Perth firms phreaked by VoIP hackers

WA Police warns businesses to change passwords.

Western Australia Police has warned the state's businesses to change passwords and cap international calls on enterprise VoIP networks, after investigating several cases of scammers hacking the networks to commit fraud.

The WA Police said three businesses have reported their VoIP networks hacked by opportunists using the networks to make calls to international numbers offering premium voice services - often owned by the attacker.

In total, the three businesses were set to have suffered losses of some $70,000 from the attacks.

Similar methods were used in early 2009 in an attack that caused one small business to run up a $120,000 bill.

The WA Police Technology Crime Investigations Unit said that phone hacking or 'phreaking' occurs when hackers gain access to a company's VoIP PABX to make calls - usually overnight or on weekends when the calls can go unnoticed.

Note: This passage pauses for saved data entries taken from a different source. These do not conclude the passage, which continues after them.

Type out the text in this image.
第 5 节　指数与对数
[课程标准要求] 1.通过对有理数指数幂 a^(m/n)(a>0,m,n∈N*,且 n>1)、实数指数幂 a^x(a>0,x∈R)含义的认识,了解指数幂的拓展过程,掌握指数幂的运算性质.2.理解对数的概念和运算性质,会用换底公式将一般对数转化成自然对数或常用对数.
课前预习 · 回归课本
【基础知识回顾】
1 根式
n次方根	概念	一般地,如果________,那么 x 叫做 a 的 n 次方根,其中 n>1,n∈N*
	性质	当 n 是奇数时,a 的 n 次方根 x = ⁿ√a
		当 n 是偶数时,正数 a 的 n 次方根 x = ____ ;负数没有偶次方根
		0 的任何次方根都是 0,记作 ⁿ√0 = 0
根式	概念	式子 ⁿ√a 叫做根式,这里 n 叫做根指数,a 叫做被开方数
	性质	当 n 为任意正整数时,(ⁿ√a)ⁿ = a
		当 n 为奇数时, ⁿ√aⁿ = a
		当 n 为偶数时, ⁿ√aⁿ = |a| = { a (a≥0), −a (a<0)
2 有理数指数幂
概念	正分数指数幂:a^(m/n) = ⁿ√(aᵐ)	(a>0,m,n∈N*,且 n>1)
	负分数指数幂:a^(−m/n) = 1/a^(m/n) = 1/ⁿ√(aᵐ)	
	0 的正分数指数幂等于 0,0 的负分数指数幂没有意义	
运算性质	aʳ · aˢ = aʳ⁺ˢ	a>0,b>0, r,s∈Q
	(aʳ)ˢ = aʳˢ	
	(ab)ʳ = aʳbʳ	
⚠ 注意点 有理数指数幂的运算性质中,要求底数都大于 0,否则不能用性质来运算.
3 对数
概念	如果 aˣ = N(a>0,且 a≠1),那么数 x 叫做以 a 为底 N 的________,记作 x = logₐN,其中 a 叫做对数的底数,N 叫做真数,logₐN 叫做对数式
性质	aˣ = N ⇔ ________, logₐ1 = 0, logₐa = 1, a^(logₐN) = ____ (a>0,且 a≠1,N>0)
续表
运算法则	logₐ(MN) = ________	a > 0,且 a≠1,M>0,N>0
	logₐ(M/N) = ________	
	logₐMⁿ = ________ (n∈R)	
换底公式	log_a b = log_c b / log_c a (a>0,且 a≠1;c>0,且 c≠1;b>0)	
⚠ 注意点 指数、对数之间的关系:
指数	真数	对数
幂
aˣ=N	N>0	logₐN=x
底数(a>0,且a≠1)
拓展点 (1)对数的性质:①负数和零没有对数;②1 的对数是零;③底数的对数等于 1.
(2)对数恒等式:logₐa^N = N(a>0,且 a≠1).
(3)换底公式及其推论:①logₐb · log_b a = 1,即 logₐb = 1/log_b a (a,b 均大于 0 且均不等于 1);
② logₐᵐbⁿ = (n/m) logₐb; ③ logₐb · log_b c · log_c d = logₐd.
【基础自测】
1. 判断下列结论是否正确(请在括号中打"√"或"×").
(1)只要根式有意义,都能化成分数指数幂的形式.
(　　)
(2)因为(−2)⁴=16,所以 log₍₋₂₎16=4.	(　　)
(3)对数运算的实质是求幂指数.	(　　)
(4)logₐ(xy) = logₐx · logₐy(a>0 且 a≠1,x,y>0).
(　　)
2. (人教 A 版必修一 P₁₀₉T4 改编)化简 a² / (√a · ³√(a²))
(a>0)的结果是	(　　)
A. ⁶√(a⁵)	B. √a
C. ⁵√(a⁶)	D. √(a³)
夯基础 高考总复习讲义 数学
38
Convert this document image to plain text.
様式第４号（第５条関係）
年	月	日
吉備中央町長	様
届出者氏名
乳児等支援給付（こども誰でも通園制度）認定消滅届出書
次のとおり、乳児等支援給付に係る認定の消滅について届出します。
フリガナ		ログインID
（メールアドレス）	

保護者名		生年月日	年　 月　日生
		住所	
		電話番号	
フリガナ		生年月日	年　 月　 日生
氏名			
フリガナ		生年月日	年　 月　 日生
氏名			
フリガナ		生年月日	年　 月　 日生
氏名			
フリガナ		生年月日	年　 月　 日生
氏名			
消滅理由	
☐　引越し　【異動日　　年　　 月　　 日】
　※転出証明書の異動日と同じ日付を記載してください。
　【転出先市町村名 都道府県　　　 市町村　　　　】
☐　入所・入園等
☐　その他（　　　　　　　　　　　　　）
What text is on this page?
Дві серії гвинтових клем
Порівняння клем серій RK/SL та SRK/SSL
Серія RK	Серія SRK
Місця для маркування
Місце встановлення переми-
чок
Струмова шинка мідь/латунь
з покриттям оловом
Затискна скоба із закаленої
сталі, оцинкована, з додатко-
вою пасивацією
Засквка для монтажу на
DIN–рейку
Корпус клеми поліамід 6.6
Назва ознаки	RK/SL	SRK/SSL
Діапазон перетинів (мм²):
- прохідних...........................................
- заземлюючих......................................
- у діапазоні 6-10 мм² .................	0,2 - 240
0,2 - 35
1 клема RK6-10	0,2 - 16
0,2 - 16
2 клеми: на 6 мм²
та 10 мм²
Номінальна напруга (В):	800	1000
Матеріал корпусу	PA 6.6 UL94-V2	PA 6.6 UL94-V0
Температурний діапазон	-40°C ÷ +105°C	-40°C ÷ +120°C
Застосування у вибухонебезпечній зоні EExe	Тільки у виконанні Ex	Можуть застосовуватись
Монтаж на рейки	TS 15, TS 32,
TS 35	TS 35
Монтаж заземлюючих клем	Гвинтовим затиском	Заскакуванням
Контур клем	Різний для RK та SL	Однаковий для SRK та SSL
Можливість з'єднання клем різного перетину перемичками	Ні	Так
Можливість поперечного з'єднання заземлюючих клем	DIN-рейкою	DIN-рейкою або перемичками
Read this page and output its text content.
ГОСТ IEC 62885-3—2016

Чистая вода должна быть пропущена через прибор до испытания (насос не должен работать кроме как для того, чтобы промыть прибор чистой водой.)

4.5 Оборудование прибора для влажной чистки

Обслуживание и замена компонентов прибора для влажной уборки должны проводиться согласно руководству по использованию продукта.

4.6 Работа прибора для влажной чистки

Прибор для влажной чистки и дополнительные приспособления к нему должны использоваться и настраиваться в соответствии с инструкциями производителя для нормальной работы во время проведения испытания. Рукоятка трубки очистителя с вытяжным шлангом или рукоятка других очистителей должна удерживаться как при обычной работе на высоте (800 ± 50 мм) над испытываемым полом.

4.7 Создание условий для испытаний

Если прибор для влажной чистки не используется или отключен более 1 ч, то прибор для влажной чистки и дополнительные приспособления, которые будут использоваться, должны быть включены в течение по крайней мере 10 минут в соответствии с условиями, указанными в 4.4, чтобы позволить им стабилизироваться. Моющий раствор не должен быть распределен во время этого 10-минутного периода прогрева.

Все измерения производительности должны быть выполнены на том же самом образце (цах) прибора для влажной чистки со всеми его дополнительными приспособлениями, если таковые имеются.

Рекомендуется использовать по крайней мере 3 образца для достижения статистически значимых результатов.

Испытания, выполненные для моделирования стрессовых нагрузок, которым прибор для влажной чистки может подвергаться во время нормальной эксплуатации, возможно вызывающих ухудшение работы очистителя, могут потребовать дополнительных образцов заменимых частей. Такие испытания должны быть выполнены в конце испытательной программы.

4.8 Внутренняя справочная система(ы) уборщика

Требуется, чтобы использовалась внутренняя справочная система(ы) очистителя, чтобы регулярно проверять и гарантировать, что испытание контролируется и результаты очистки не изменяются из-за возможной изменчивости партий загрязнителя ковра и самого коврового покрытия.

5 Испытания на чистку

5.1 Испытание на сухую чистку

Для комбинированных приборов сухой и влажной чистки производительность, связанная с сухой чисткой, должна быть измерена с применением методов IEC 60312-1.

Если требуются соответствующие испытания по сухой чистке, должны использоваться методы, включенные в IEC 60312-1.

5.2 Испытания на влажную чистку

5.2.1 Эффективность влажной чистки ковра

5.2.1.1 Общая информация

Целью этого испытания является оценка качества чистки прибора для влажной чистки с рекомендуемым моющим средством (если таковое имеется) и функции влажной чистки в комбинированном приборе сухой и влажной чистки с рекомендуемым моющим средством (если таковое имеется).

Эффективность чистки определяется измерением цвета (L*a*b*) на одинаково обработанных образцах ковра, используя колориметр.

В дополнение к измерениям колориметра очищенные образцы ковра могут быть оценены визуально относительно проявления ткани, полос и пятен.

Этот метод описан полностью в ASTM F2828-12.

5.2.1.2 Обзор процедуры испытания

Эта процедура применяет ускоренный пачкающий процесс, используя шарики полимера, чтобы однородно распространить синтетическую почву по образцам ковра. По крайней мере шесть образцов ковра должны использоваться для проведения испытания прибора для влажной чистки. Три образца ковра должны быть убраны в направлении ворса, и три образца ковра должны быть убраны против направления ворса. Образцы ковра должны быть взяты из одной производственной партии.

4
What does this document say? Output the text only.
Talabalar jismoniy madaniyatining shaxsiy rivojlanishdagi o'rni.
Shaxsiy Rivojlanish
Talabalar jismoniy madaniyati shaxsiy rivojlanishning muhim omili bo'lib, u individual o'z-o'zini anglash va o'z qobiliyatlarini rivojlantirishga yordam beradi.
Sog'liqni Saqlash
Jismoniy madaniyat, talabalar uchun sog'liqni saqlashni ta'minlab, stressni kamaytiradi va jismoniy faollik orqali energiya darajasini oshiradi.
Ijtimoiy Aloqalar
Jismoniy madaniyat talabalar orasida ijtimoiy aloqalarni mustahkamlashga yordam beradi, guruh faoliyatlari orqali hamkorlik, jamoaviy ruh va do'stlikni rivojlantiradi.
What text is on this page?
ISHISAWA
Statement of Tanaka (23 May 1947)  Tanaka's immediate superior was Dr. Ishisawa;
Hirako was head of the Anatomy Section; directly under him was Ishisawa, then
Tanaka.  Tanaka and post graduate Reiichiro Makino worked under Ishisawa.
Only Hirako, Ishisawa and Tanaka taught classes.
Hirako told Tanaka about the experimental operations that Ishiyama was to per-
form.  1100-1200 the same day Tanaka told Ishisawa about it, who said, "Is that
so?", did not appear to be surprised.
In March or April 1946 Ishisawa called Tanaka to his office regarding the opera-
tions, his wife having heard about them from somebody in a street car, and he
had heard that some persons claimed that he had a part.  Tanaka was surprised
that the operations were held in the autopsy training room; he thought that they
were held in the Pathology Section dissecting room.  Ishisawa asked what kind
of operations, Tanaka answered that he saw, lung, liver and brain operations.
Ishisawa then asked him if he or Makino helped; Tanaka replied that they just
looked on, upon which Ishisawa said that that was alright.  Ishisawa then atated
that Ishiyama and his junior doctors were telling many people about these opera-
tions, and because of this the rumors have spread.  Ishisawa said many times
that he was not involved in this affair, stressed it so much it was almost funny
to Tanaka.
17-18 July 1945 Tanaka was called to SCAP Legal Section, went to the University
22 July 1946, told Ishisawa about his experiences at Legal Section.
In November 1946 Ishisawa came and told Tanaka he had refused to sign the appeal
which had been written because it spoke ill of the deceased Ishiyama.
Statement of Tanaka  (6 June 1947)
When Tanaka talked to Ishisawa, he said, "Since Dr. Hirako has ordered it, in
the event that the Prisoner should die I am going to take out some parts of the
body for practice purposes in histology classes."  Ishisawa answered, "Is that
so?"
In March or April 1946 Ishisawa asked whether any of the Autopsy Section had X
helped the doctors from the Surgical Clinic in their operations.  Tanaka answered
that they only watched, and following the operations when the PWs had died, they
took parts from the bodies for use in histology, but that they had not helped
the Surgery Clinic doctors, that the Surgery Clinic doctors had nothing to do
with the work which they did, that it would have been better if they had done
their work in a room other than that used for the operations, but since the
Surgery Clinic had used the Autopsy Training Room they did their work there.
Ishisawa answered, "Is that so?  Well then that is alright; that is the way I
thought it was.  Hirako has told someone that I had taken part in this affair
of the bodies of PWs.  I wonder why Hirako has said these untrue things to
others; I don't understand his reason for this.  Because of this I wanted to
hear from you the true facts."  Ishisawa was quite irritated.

"Many businesses have only the most basic security in place such as factory default access pins or passwords and as such they are easy pickings for criminals," the WA Police said in a statement.

Senior Constable Paul Litherland of the Technology Crime Investigation Unit warned businesses to "remain extremely vigilant" to ensure attempts to attack their online telecommunications networks are unsuccessful, as the Police are relatively powerless to prevent the fraud.

"As these criminals are working overseas and using quite elaborate methods to avoid detection, Western Australia Police find it difficult to identify or prosecute the persons responsible," the law enforcement agency said in a statement.

Litherland said business owners should:

• Change passwords and prefixes that cannot be easily guessed,
• Place caps on the number of calls that can be made over any given period.
• Bar calls to international locations the company does not contact.
• Have systems in place to detect suspicious activity.